Las risas de Gisele y Jan, hicieron el coro.
Zan no tuvo pereza para limpiar el piso con su lengua alargada, luego de hacer una colada espesa con el ripio de galleta sobre la leche. Después del regalo alimenticio, el asunto de la cola quedó olvidado.
Antoon sintió la vergüenza correr por sus venas, y un color rojizo afloró en su rostro pálido. Hasta un ligero temblor surgió de improviso.
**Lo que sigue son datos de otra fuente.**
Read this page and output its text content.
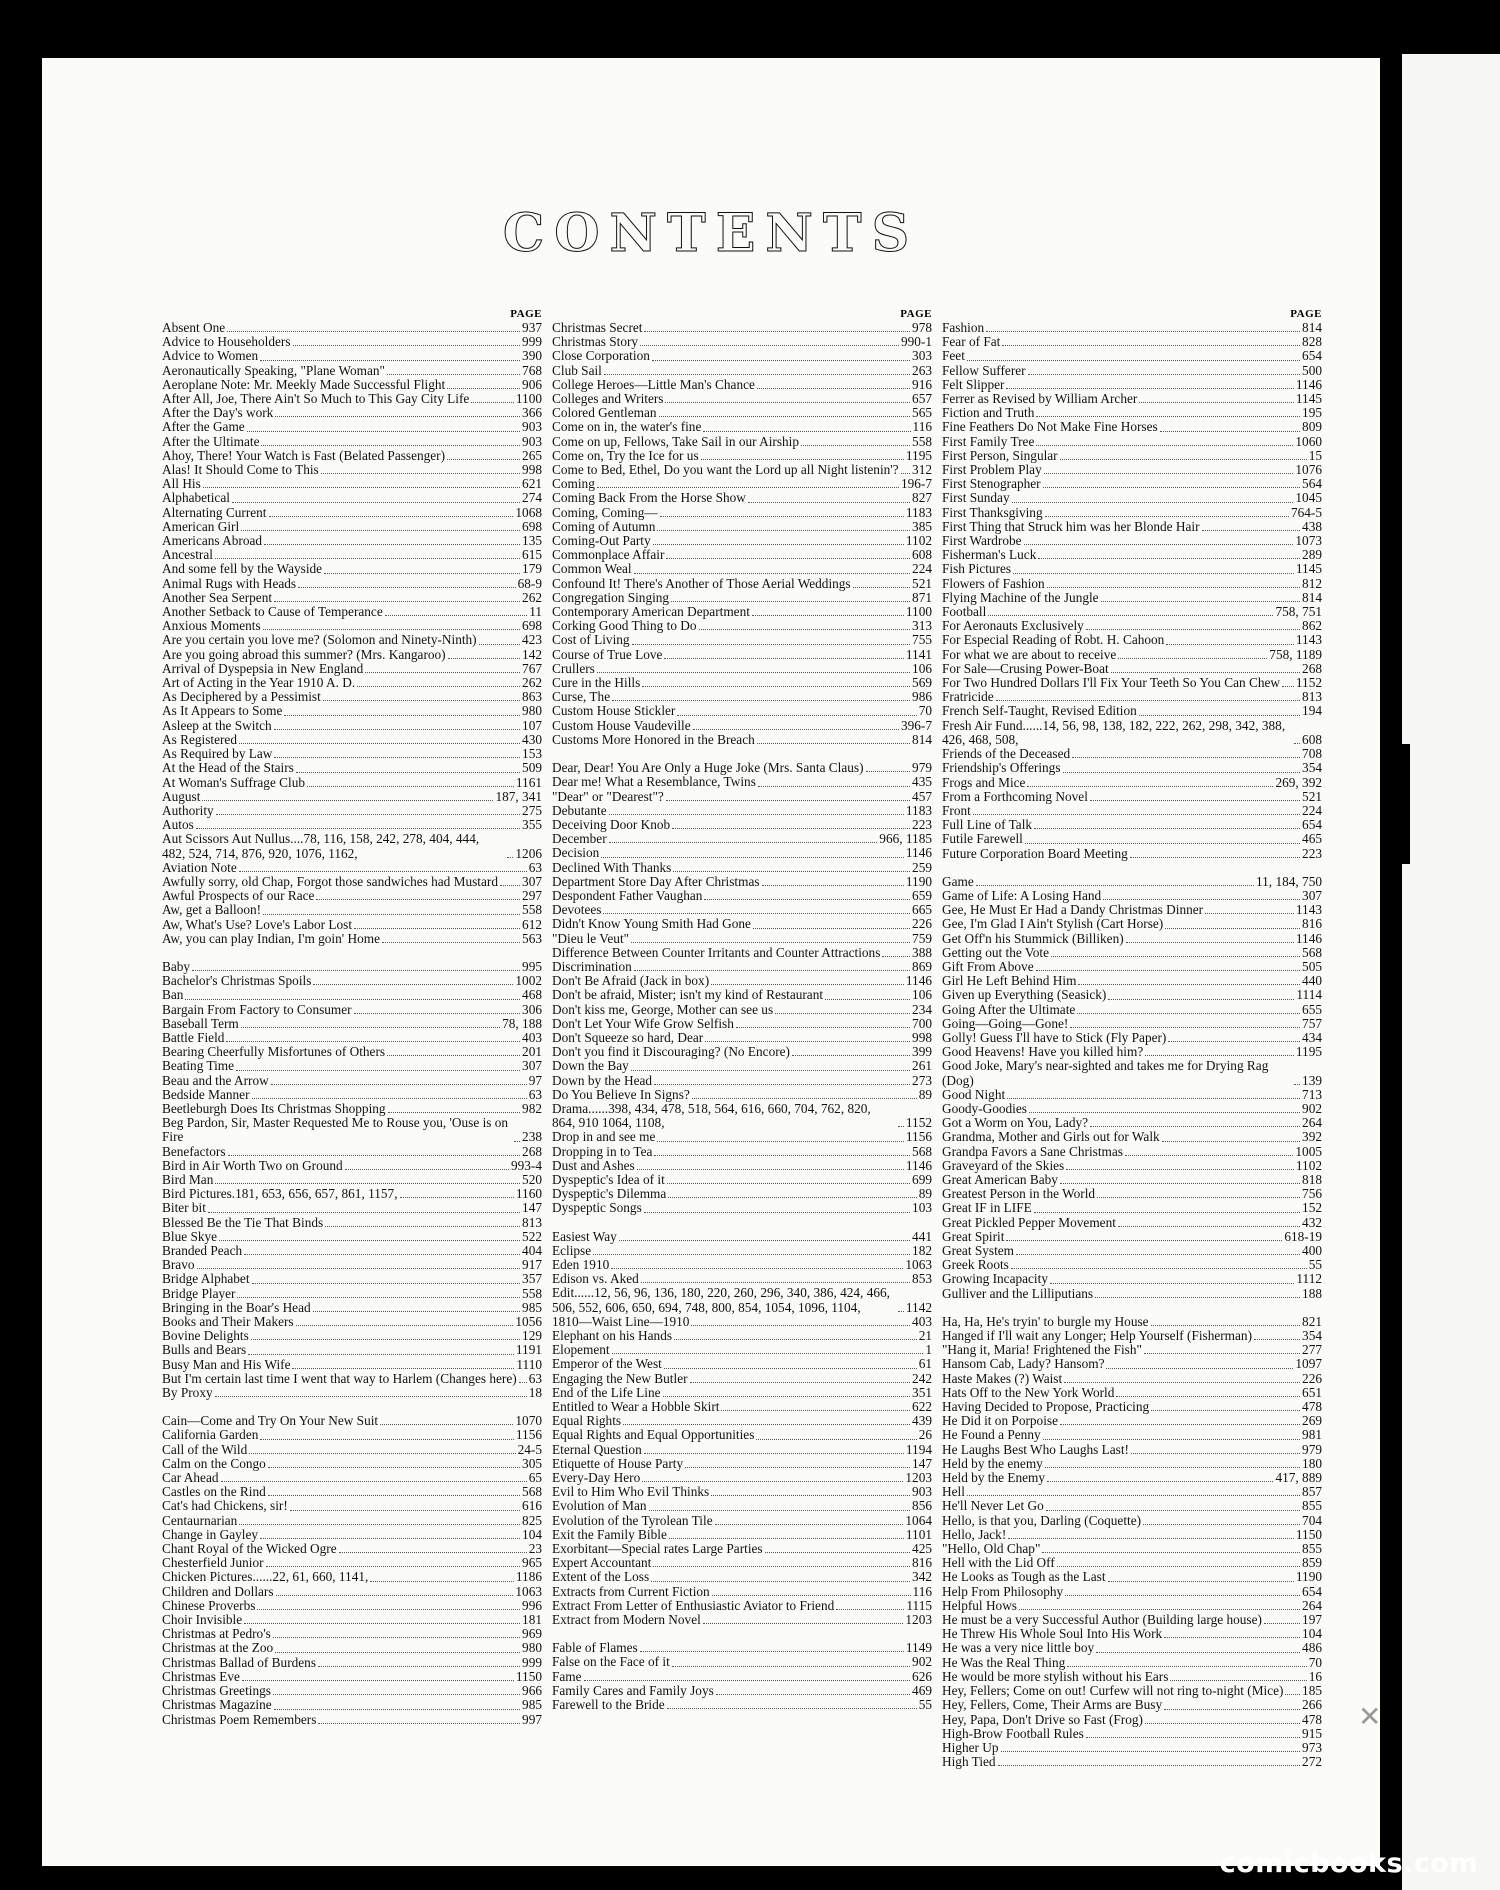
CONTENTS
PAGE
Absent One	937
Advice to Householders	999
Advice to Women	390
Aeronautically Speaking, "Plane Woman"	768
Aeroplane Note: Mr. Meekly Made Successful Flight	906
After All, Joe, There Ain't So Much to This Gay City Life	1100
After the Day's work	366
After the Game	903
After the Ultimate	903
Ahoy, There! Your Watch is Fast (Belated Passenger)	265
Alas! It Should Come to This	998
All His	621
Alphabetical	274
Alternating Current	1068
American Girl	698
Americans Abroad	135
Ancestral	615
And some fell by the Wayside	179
Animal Rugs with Heads	68-9
Another Sea Serpent	262
Another Setback to Cause of Temperance	11
Anxious Moments	698
Are you certain you love me? (Solomon and Ninety-Ninth)	423
Are you going abroad this summer? (Mrs. Kangaroo)	142
Arrival of Dyspepsia in New England	767
Art of Acting in the Year 1910 A. D.	262
As Deciphered by a Pessimist	863
As It Appears to Some	980
Asleep at the Switch	107
As Registered	430
As Required by Law	153
At the Head of the Stairs	509
At Woman's Suffrage Club	1161
August	187, 341
Authority	275
Autos	355
Aut Scissors Aut Nullus....78, 116, 158, 242, 278, 404, 444, 482, 524, 714, 876, 920, 1076, 1162,	1206
Aviation Note	63
Awfully sorry, old Chap, Forgot those sandwiches had Mustard 307
Awful Prospects of our Race	297
Aw, get a Balloon!	558
Aw, What's Use? Love's Labor Lost	612
Aw, you can play Indian, I'm goin' Home	563
Baby	995
Bachelor's Christmas Spoils	1002
Ban	468
Bargain From Factory to Consumer	306
Baseball Term	78, 188
Battle Field	403
Bearing Cheerfully Misfortunes of Others	201
Beating Time	307
Beau and the Arrow	97
Bedside Manner	63
Beetleburgh Does Its Christmas Shopping	982
Beg Pardon, Sir, Master Requested Me to Rouse you, 'Ouse is on Fire	238
Benefactors	268
Bird in Air Worth Two on Ground	993-4
Bird Man	520
Bird Pictures.181, 653, 656, 657, 861, 1157,	1160
Biter bit	147
Blessed Be the Tie That Binds	813
Blue Skye	522
Branded Peach	404
Bravo	917
Bridge Alphabet	357
Bridge Player	558
Bringing in the Boar's Head	985
Books and Their Makers	1056
Bovine Delights	129
Bulls and Bears	1191
Busy Man and His Wife	1110
But I'm certain last time I went that way to Harlem (Changes here) 63
By Proxy	18
Cain—Come and Try On Your New Suit	1070
California Garden	1156
Call of the Wild	24-5
Calm on the Congo	305
Car Ahead	65
Castles on the Rind	568
Cat's had Chickens, sir!	616
Centaurnarian	825
Change in Gayley	104
Chant Royal of the Wicked Ogre	23
Chesterfield Junior	965
Chicken Pictures......22, 61, 660, 1141,	1186
Children and Dollars	1063
Chinese Proverbs	996
Choir Invisible	181
Christmas at Pedro's	969
Christmas at the Zoo	980
Christmas Ballad of Burdens	999
Christmas Eve	1150
Christmas Greetings	966
Christmas Magazine	985
Christmas Poem Remembers	997
PAGE
Christmas Secret	978
Christmas Story	990-1
Close Corporation	303
Club Sail	263
College Heroes—Little Man's Chance	916
Colleges and Writers	657
Colored Gentleman	565
Come on in, the water's fine	116
Come on up, Fellows, Take Sail in our Airship	558
Come on, Try the Ice for us	1195
Come to Bed, Ethel, Do you want the Lord up all Night listenin'? 312
Coming	196-7
Coming Back From the Horse Show	827
Coming, Coming—	1183
Coming of Autumn	385
Coming-Out Party	1102
Commonplace Affair	608
Common Weal	224
Confound It! There's Another of Those Aerial Weddings	521
Congregation Singing	871
Contemporary American Department	1100
Corking Good Thing to Do	313
Cost of Living	755
Course of True Love	1141
Crullers	106
Cure in the Hills	569
Curse, The	986
Custom House Stickler	70
Custom House Vaudeville	396-7
Customs More Honored in the Breach	814
Dear, Dear! You Are Only a Huge Joke (Mrs. Santa Claus)	979
Dear me! What a Resemblance, Twins	435
"Dear" or "Dearest"?	457
Debutante	1183
Deceiving Door Knob	223
December	966, 1185
Decision	1146
Declined With Thanks	259
Department Store Day After Christmas	1190
Despondent Father Vaughan	659
Devotees	665
Didn't Know Young Smith Had Gone	226
"Dieu le Veut"	759
Difference Between Counter Irritants and Counter Attractions 388
Discrimination	869
Don't Be Afraid (Jack in box)	1146
Don't be afraid, Mister; isn't my kind of Restaurant	106
Don't kiss me, George, Mother can see us	234
Don't Let Your Wife Grow Selfish	700
Don't Squeeze so hard, Dear	998
Don't you find it Discouraging? (No Encore)	399
Down the Bay	261
Down by the Head	273
Do You Believe In Signs?	89
Drama......398, 434, 478, 518, 564, 616, 660, 704, 762, 820, 864, 910 1064, 1108,	1152
Drop in and see me	1156
Dropping in to Tea	568
Dust and Ashes	1146
Dyspeptic's Idea of it	699
Dyspeptic's Dilemma	89
Dyspeptic Songs	103
Easiest Way	441
Eclipse	182
Eden 1910	1063
Edison vs. Aked	853
Edit......12, 56, 96, 136, 180, 220, 260, 296, 340, 386, 424, 466, 506, 552, 606, 650, 694, 748, 800, 854, 1054, 1096, 1104,	1142
1810—Waist Line—1910	403
Elephant on his Hands	21
Elopement	1
Emperor of the West	61
Engaging the New Butler	242
End of the Life Line	351
Entitled to Wear a Hobble Skirt	622
Equal Rights	439
Equal Rights and Equal Opportunities	26
Eternal Question	1194
Etiquette of House Party	147
Every-Day Hero	1203
Evil to Him Who Evil Thinks	903
Evolution of Man	856
Evolution of the Tyrolean Tile	1064
Exit the Family Bible	1101
Exorbitant—Special rates Large Parties	425
Expert Accountant	816
Extent of the Loss	342
Extracts from Current Fiction	116
Extract From Letter of Enthusiastic Aviator to Friend	1115
Extract from Modern Novel	1203
Fable of Flames	1149
False on the Face of it	902
Fame	626
Family Cares and Family Joys	469
Farewell to the Bride	55
PAGE
Fashion	814
Fear of Fat	828
Feet	654
Fellow Sufferer	500
Felt Slipper	1146
Ferrer as Revised by William Archer	1145
Fiction and Truth	195
Fine Feathers Do Not Make Fine Horses	809
First Family Tree	1060
First Person, Singular	15
First Problem Play	1076
First Stenographer	564
First Sunday	1045
First Thanksgiving	764-5
First Thing that Struck him was her Blonde Hair	438
First Wardrobe	1073
Fisherman's Luck	289
Fish Pictures	1145
Flowers of Fashion	812
Flying Machine of the Jungle	814
Football	758, 751
For Aeronauts Exclusively	862
For Especial Reading of Robt. H. Cahoon	1143
For what we are about to receive	758, 1189
For Sale—Crusing Power-Boat	268
For Two Hundred Dollars I'll Fix Your Teeth So You Can Chew 1152
Fratricide	813
French Self-Taught, Revised Edition	194
Fresh Air Fund......14, 56, 98, 138, 182, 222, 262, 298, 342, 388, 426, 468, 508,	608
Friends of the Deceased	708
Friendship's Offerings	354
Frogs and Mice	269, 392
From a Forthcoming Novel	521
Front	224
Full Line of Talk	654
Futile Farewell	465
Future Corporation Board Meeting	223
Game	11, 184, 750
Game of Life: A Losing Hand	307
Gee, He Must Er Had a Dandy Christmas Dinner	1143
Gee, I'm Glad I Ain't Stylish (Cart Horse)	816
Get Off'n his Stummick (Billiken)	1146
Getting out the Vote	568
Gift From Above	505
Girl He Left Behind Him	440
Given up Everything (Seasick)	1114
Going After the Ultimate	655
Going—Going—Gone!	757
Golly! Guess I'll have to Stick (Fly Paper)	434
Good Heavens! Have you killed him?	1195
Good Joke, Mary's near-sighted and takes me for Drying Rag (Dog)	139
Good Night	713
Goody-Goodies	902
Got a Worm on You, Lady?	264
Grandma, Mother and Girls out for Walk	392
Grandpa Favors a Sane Christmas	1005
Graveyard of the Skies	1102
Great American Baby	818
Greatest Person in the World	756
Great IF in LIFE	152
Great Pickled Pepper Movement	432
Great Spirit	618-19
Great System	400
Greek Roots	55
Growing Incapacity	1112
Gulliver and the Lilliputians	188
Ha, Ha, He's tryin' to burgle my House	821
Hanged if I'll wait any Longer; Help Yourself (Fisherman)	354
"Hang it, Maria! Frightened the Fish"	277
Hansom Cab, Lady? Hansom?	1097
Haste Makes (?) Waist	226
Hats Off to the New York World	651
Having Decided to Propose, Practicing	478
He Did it on Porpoise	269
He Found a Penny	981
He Laughs Best Who Laughs Last!	979
Held by the enemy	180
Held by the Enemy	417, 889
Hell	857
He'll Never Let Go	855
Hello, is that you, Darling (Coquette)	704
Hello, Jack!	1150
"Hello, Old Chap"	855
Hell with the Lid Off	859
He Looks as Tough as the Last	1190
Help From Philosophy	654
Helpful Hows	264
He must be a very Successful Author (Building large house)	197
He Threw His Whole Soul Into His Work	104
He was a very nice little boy	486
He Was the Real Thing	70
He would be more stylish without his Ears	16
Hey, Fellers; Come on out! Curfew will not ring to-night (Mice) 185
Hey, Fellers, Come, Their Arms are Busy	266
Hey, Papa, Don't Drive so Fast (Frog)	478
High-Brow Football Rules	915
Higher Up	973
High Tied	272
✕
comicbooks.com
Sus músculos se volvieron rígidos que le daría dificultad caminar.
—No te preocupes, hijo, suele ocurrir —lo excusó Gisele, al ver su cara de pánico—. Estoy segura que el piso necesita un poco de agua. Hay más galletas...
—Lo mejor es que se apuren porque el tiempo corre... y...
Un beso de Iraíla en cada mejilla de su padre, le cortó las palabras. Luego fue el turno para su madre. Tomó la mano de Antoon y lo rescató del tormento que brillaba en sus ojos.
—Que te diviertas, hija —dijo su madre.
—No tarden —previno su padre.
Zan hizo su aporte con un ladrido luego de que su ama se despidiera de él. Y Antoon, no supo qué decir. Sencilla y forzosamente se dejó llevar. Los pasos eran de plomo.
—¡Oh Dios! Soy un tonto —dijo mientras se alejaban, al sentirse libre, con la brisa desacalorando sus nervios y sus músculos recuperando la blandura.
—Primero, me sorprende tu padre en la puerta cuando meditaba hasta el saludo. Luego le piso la cola al perro, y para rematar... derramo la leche en una escena aeróbica para evitar que cayera el vaso al piso, sin lograrlo. No creo que les haya dejado una buena impresión. Mucho menos a tu perro.
Iraíla no paraba de reír.
—Por cierto —añadió—, no quise llamar a tu padre por el nombre porque lo confundí con el del perro. ¿A quién se le ocurre llamarlos parecido?
Iraíla estaba a punto de sufrir un ataque de risa. Subieron al automóvil.